Matrix diagonalization and eigenvector computation constructively
Without polishing up on linear algebra, the not very subtle topological answer is yes. Different eigenvalues $\lambda_i$ mean unique solutions (the eigenvectors) on the unit hemisphere, of the kernel equations $(A-\lambda_i I)v=0$.
These solutions can be found by approximation using compactness and uniform continuity.
With the $n$ different eigenvectors at hand, diagonalization should give no trouble at all.
The following works constructively over an arbitrary local ring $R$ (constructively, $\mathbb{R}$ is a local ring).
Assume that you matrix $M$ is canceled by a polynomial $Q$, of degree $m$ (with leading coefficent $1$), that $Q$ can be factored into
$$Q= \prod^m_{i=1}(X-q_i)$$
and that for each $i \neq j$, $(q_i - q_j)$ is invertible (in the case of $\mathbb{R}$ it just means that $q_i$ and $q_j$ are appart).
Then one can diagonalize $M$. In particular it can be applied when you have some multiplicites in your eigenvalue as long as the minimal polynomial has simple roots.
Let $$P_i = \frac{\displaystyle \prod_{j \neq i} (X-q_j)}{ \displaystyle \prod_{j \neq i} (q_i-q_j)} $$
i.e. $P_i(q_i)=1$ and if $i \neq j$ , $P_i(q_j)=0$
It is constructive that a polynomial is divisibe by $Q$ if and only if it vanishes at all the $q_i$ (basically because polynomial division by a polynomial with unit leading coefficient works well). Hence you can easily check that:
$(P_i)^2 - P_i$
$P_i P_j$
$1-\sum_i P_i$
$X-\sum_i q_i P_i$
are all divisible by $Q$ and hence cancel $M$. So the $P_i(M)$ form a complete family of projection, and $M = \sum q_i P_i(M)$ and you get the spectral decomposition of $M$.
At this point, if you already know how to find eigen vectors for projections then you are done: the range of each $P_i$ are in direct sum so you just find a basis of each of these subspaces and you get your diagonal basis.

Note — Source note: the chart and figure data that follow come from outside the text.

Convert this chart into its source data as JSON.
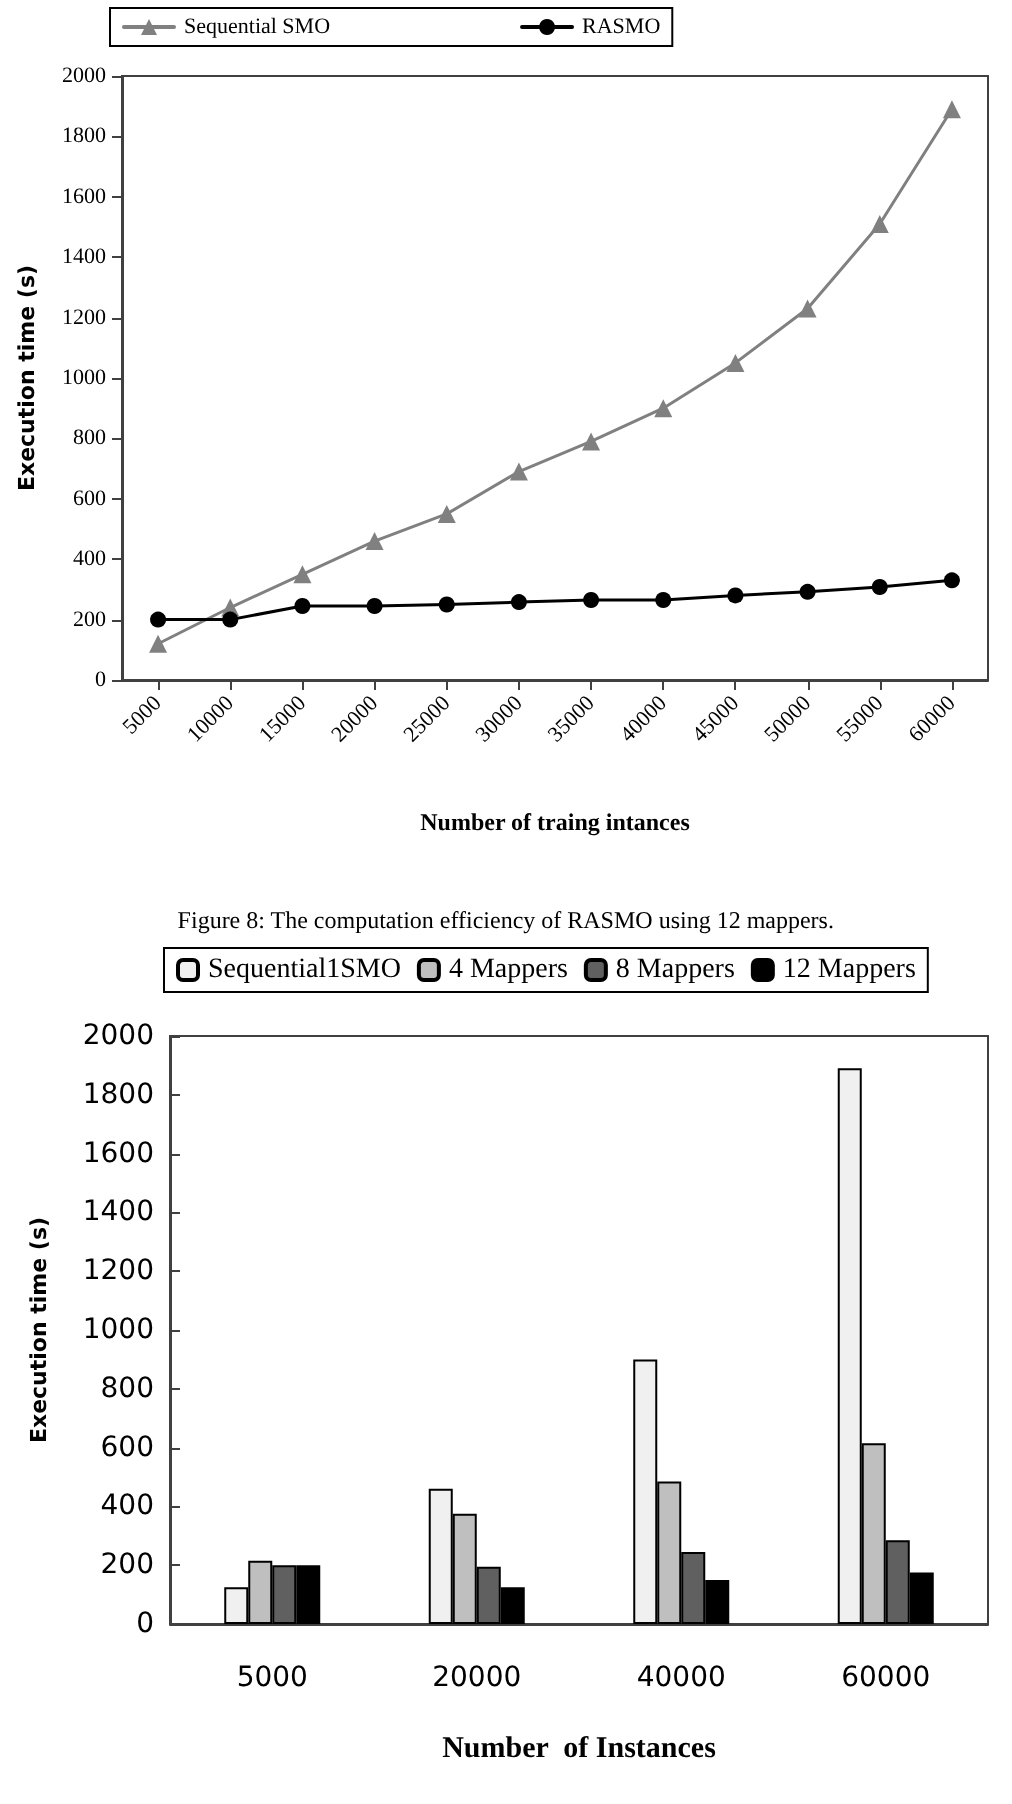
{
  "chart_data": [
    {
      "type": "line",
      "xlabel": "Number of traing intances",
      "ylabel": "Execution time (s)",
      "categories": [
        "5000",
        "10000",
        "15000",
        "20000",
        "25000",
        "30000",
        "35000",
        "40000",
        "45000",
        "50000",
        "55000",
        "60000"
      ],
      "series": [
        {
          "name": "Sequential SMO",
          "color": "#808080",
          "marker": "triangle",
          "values": [
            120,
            240,
            350,
            460,
            550,
            690,
            790,
            900,
            1050,
            1230,
            1510,
            1890
          ]
        },
        {
          "name": "RASMO",
          "color": "#000000",
          "marker": "circle",
          "values": [
            200,
            200,
            245,
            245,
            250,
            258,
            265,
            265,
            280,
            292,
            308,
            330
          ]
        }
      ],
      "ylim": [
        0,
        2000
      ],
      "yticks": [
        0,
        200,
        400,
        600,
        800,
        1000,
        1200,
        1400,
        1600,
        1800,
        2000
      ],
      "grid": false,
      "legend": "top",
      "line_style": "solid",
      "annotations": [
        "Figure 8: The computation efficiency of RASMO using 12 mappers."
      ]
    },
    {
      "type": "bar",
      "xlabel": "Number  of Instances",
      "ylabel": "Execution time (s)",
      "categories": [
        "5000",
        "20000",
        "40000",
        "60000"
      ],
      "series": [
        {
          "name": "Sequential1SMO",
          "color": "#f0f0f0",
          "values": [
            125,
            460,
            900,
            1890
          ]
        },
        {
          "name": "4 Mappers",
          "color": "#bfbfbf",
          "values": [
            215,
            375,
            485,
            615
          ]
        },
        {
          "name": "8 Mappers",
          "color": "#606060",
          "values": [
            200,
            195,
            245,
            285
          ]
        },
        {
          "name": "12 Mappers",
          "color": "#000000",
          "values": [
            200,
            125,
            150,
            175
          ]
        }
      ],
      "ylim": [
        0,
        2000
      ],
      "yticks": [
        0,
        200,
        400,
        600,
        800,
        1000,
        1200,
        1400,
        1600,
        1800,
        2000
      ],
      "grid": false,
      "legend": "top"
    }
  ]
}
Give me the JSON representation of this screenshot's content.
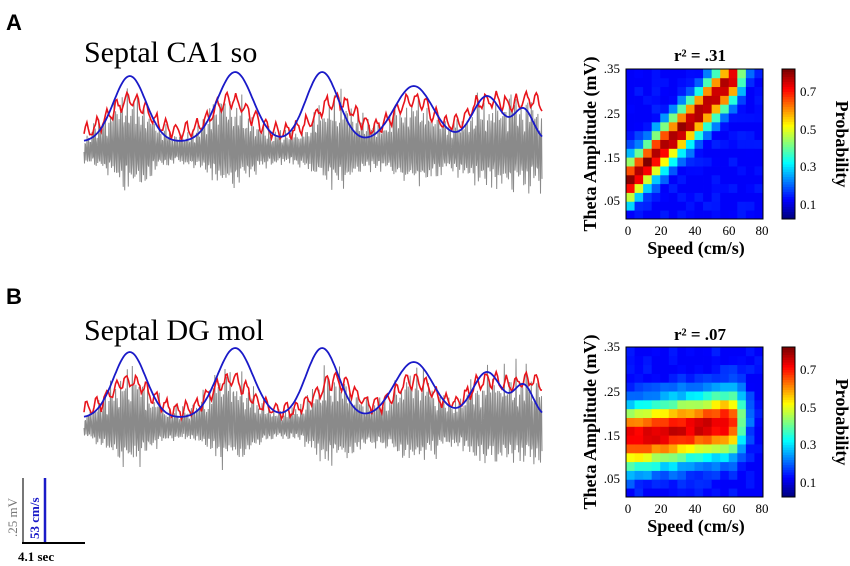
{
  "panel_a": {
    "letter": "A",
    "title": "Septal CA1 so"
  },
  "panel_b": {
    "letter": "B",
    "title": "Septal DG mol"
  },
  "colors": {
    "raw_trace": "#8a8a8a",
    "theta_envelope": "#e8141b",
    "speed": "#1a1ac8"
  },
  "scale_bar": {
    "voltage_label": ".25 mV",
    "speed_label": "53 cm/s",
    "time_label": "4.1 sec"
  },
  "chart_data": [
    {
      "type": "heatmap",
      "title": "r² = .31",
      "xlabel": "Speed (cm/s)",
      "ylabel": "Theta Amplitude (mV)",
      "xlim": [
        0,
        80
      ],
      "ylim": [
        0.02,
        0.35
      ],
      "xticks": [
        "0",
        "20",
        "40",
        "60",
        "80"
      ],
      "yticks": [
        ".05",
        ".15",
        ".25",
        ".35"
      ],
      "colorbar": {
        "label": "Probability",
        "ticks": [
          "0.1",
          "0.3",
          "0.5",
          "0.7"
        ],
        "range": [
          0,
          0.8
        ]
      },
      "ridge": {
        "slope": 1.6,
        "intercept": 3.9,
        "width": 1.7,
        "peak": 0.78
      }
    },
    {
      "type": "heatmap",
      "title": "r² = .07",
      "xlabel": "Speed (cm/s)",
      "ylabel": "Theta Amplitude (mV)",
      "xlim": [
        0,
        80
      ],
      "ylim": [
        0.02,
        0.35
      ],
      "xticks": [
        "0",
        "20",
        "40",
        "60",
        "80"
      ],
      "yticks": [
        ".05",
        ".15",
        ".25",
        ".35"
      ],
      "colorbar": {
        "label": "Probability",
        "ticks": [
          "0.1",
          "0.3",
          "0.5",
          "0.7"
        ],
        "range": [
          0,
          0.8
        ]
      },
      "ridge": {
        "slope": 0.25,
        "intercept": 6.2,
        "width": 2.4,
        "peak": 0.72
      }
    }
  ]
}
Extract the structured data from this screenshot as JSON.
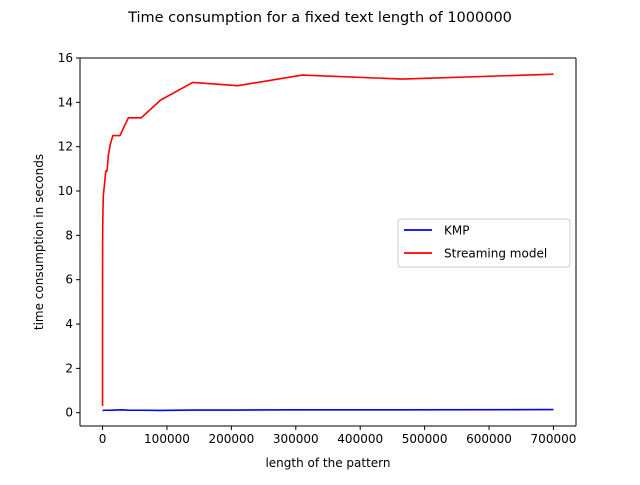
{
  "chart_data": {
    "type": "line",
    "title": "Time consumption for a fixed text length of 1000000",
    "xlabel": "length of the pattern",
    "ylabel": "time consumption in seconds",
    "xlim": [
      -35000,
      735000
    ],
    "ylim": [
      -0.6,
      16
    ],
    "xticks": [
      0,
      100000,
      200000,
      300000,
      400000,
      500000,
      600000,
      700000
    ],
    "yticks": [
      0,
      2,
      4,
      6,
      8,
      10,
      12,
      14,
      16
    ],
    "grid": false,
    "legend_position": "center-right",
    "series": [
      {
        "name": "KMP",
        "color": "#0000ff",
        "x": [
          1,
          10,
          100,
          1000,
          2000,
          5000,
          10000,
          20000,
          30000,
          40000,
          60000,
          90000,
          140000,
          210000,
          310000,
          465000,
          700000
        ],
        "y": [
          0.1,
          0.1,
          0.1,
          0.1,
          0.11,
          0.11,
          0.11,
          0.12,
          0.13,
          0.11,
          0.11,
          0.1,
          0.12,
          0.12,
          0.13,
          0.13,
          0.14
        ]
      },
      {
        "name": "Streaming model",
        "color": "#ff0000",
        "x": [
          1,
          10,
          100,
          300,
          700,
          1200,
          2000,
          3000,
          5000,
          7000,
          9000,
          12000,
          16000,
          20000,
          27000,
          40000,
          60000,
          90000,
          140000,
          210000,
          310000,
          465000,
          700000
        ],
        "y": [
          0.3,
          3.9,
          7.5,
          8.4,
          9.2,
          9.8,
          10.0,
          10.3,
          10.9,
          10.9,
          11.6,
          12.1,
          12.5,
          12.5,
          12.5,
          13.3,
          13.3,
          14.1,
          14.9,
          14.75,
          15.23,
          15.05,
          15.27
        ]
      }
    ]
  }
}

I have not read the paper by Coquand & Lombardi you are quoting so I'm not sure what is their method for the last step. I know of a process for this that work for local ring of 'zero residual characteristic' (i.e. in which integer are invertible sot ) I'm not sure what happen in the fully general case, but it is already enough for the case of $\mathbb{R}$.